Spin-dependent electronic structure of self-organized Co nanomagnets

GENERAL SCIENTIFIC SUMMARY Introduction and background. Research on nanomagnetism is of direct relevance for nanoelectronics, e.g., magnetic data storage and spintronics. Whereas bulk materials can be adequately investigated by standard magnetometry and magnetic imaging techniques, study of the spin-dependent properties of their nanosized counterpart requires the use of local probes. Here, we have probed the magnetism of Co nanoparticles (NPs), which self-organize on a Au(111) surface, by means of spin-dependent scanning tunneling microscopy (STM) and spectroscopy (STS) in a broad energy range. Although Co NPs on Au(111) have already been predicted to exhibit a spin-polarized character, detailed experimental investigations of their spin-resolved electronic structure are still lacking.

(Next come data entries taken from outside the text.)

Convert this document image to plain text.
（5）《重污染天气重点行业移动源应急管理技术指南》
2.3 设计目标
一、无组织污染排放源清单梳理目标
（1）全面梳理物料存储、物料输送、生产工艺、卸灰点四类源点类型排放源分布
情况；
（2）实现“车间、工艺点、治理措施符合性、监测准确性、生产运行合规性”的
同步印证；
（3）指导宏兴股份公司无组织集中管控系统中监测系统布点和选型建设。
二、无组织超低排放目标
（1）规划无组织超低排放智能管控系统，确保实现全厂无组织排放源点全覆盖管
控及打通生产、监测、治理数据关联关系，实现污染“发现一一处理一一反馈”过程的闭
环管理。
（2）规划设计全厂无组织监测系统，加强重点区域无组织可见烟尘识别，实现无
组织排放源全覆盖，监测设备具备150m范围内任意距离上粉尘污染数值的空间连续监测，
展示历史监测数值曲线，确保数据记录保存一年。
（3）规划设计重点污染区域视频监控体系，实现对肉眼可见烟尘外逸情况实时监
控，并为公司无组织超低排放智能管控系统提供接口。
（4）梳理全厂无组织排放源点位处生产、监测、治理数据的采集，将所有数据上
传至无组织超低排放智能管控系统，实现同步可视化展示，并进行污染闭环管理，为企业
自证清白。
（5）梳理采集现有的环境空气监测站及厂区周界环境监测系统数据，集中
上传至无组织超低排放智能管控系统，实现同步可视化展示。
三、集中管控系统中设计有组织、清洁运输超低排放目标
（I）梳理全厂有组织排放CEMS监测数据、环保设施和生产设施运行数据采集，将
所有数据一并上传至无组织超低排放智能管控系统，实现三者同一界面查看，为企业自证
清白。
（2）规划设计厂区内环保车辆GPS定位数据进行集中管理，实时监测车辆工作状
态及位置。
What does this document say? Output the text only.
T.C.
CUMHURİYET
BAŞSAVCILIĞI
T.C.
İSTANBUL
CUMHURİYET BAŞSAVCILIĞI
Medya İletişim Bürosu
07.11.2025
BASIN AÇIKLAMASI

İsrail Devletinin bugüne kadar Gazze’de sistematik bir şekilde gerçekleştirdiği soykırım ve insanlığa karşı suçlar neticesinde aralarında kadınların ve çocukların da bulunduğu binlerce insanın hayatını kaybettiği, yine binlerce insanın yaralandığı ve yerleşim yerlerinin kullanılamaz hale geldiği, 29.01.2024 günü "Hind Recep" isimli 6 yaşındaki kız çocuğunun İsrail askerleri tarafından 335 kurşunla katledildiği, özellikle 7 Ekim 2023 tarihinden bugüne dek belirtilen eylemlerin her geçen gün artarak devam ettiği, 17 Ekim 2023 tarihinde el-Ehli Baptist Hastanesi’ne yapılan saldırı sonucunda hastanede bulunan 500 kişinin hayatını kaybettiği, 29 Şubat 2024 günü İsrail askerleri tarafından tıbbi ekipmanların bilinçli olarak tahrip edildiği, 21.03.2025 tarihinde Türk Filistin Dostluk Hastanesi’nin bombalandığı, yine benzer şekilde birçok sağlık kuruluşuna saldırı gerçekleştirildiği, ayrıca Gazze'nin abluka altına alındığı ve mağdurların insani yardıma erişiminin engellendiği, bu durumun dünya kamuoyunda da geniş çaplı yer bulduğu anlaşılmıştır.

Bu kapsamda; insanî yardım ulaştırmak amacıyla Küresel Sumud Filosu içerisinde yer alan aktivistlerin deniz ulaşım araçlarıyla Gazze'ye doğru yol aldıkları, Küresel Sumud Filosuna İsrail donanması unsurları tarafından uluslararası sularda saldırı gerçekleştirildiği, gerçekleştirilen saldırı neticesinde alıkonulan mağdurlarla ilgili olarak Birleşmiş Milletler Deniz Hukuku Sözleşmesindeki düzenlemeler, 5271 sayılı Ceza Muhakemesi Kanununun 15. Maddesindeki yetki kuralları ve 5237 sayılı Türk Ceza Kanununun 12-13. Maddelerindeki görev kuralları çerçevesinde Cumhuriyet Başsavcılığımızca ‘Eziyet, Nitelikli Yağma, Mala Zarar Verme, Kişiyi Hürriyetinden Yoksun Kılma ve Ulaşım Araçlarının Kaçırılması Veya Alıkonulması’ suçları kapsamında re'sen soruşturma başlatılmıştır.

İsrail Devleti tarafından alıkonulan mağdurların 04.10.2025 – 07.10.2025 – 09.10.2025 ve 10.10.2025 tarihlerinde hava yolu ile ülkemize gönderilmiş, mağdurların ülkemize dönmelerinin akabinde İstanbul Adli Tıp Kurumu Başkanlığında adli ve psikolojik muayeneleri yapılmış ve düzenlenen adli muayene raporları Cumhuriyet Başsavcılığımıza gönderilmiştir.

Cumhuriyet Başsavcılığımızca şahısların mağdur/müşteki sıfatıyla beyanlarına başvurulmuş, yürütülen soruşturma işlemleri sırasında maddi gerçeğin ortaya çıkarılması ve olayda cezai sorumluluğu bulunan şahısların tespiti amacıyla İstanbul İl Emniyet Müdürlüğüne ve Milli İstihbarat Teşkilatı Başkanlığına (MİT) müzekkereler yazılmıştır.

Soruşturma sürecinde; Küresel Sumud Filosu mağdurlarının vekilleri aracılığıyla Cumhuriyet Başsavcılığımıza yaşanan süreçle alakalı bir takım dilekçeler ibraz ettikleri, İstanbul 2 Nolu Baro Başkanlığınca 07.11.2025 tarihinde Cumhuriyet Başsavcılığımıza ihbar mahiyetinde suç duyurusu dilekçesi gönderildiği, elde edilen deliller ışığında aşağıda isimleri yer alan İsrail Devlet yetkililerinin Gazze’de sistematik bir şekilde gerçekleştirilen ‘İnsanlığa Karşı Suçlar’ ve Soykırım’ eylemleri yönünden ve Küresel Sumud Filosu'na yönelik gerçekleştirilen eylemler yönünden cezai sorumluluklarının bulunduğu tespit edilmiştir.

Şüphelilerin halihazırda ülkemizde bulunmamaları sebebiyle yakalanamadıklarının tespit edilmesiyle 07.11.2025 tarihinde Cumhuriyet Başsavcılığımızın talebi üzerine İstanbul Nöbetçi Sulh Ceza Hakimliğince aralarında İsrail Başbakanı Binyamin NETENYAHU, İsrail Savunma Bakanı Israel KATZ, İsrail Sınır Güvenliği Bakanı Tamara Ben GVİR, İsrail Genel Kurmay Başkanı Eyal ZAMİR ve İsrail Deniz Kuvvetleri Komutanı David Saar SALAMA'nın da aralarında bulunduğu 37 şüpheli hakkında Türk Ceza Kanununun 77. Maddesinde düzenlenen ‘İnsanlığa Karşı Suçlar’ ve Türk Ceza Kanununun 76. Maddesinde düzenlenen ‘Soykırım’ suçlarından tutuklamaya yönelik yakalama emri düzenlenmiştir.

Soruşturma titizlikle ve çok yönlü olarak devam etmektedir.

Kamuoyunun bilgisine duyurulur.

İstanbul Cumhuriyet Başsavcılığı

Main results. The 'herringbone' reconstructed Au(111) surface was used as a template for the growth of bilayer Co NPs that have a somewhat monodisperse size distribution and are equidistantly arranged on the Au(111) surface. Our measurements provide direct evidence for the existence of localized d-states of minority and majority character that govern the spin polarization of the NPs below the Fermi level. Furthermore, the discrete electronic states resulting from the spatially confined sp-like Co surface state electrons above the Fermi level are found to be of majority character.

Wider implications. Co NPs can be considered as potential building blocks for future magnetic data storage devices. Whereas their electronic properties are dominated by complex quantum confinement phenomena, our measurements reveal that these particles still exhibit a net magnetization at low temperatures, which is governed by the effective spin polarization of their quantized electronic states.

Figure. A 50 × 50 nm² image of self-organized Co nanomagnets on Au(111). Blue and red color depicts either the upward or downward oriented magnetization of the nanoparticles.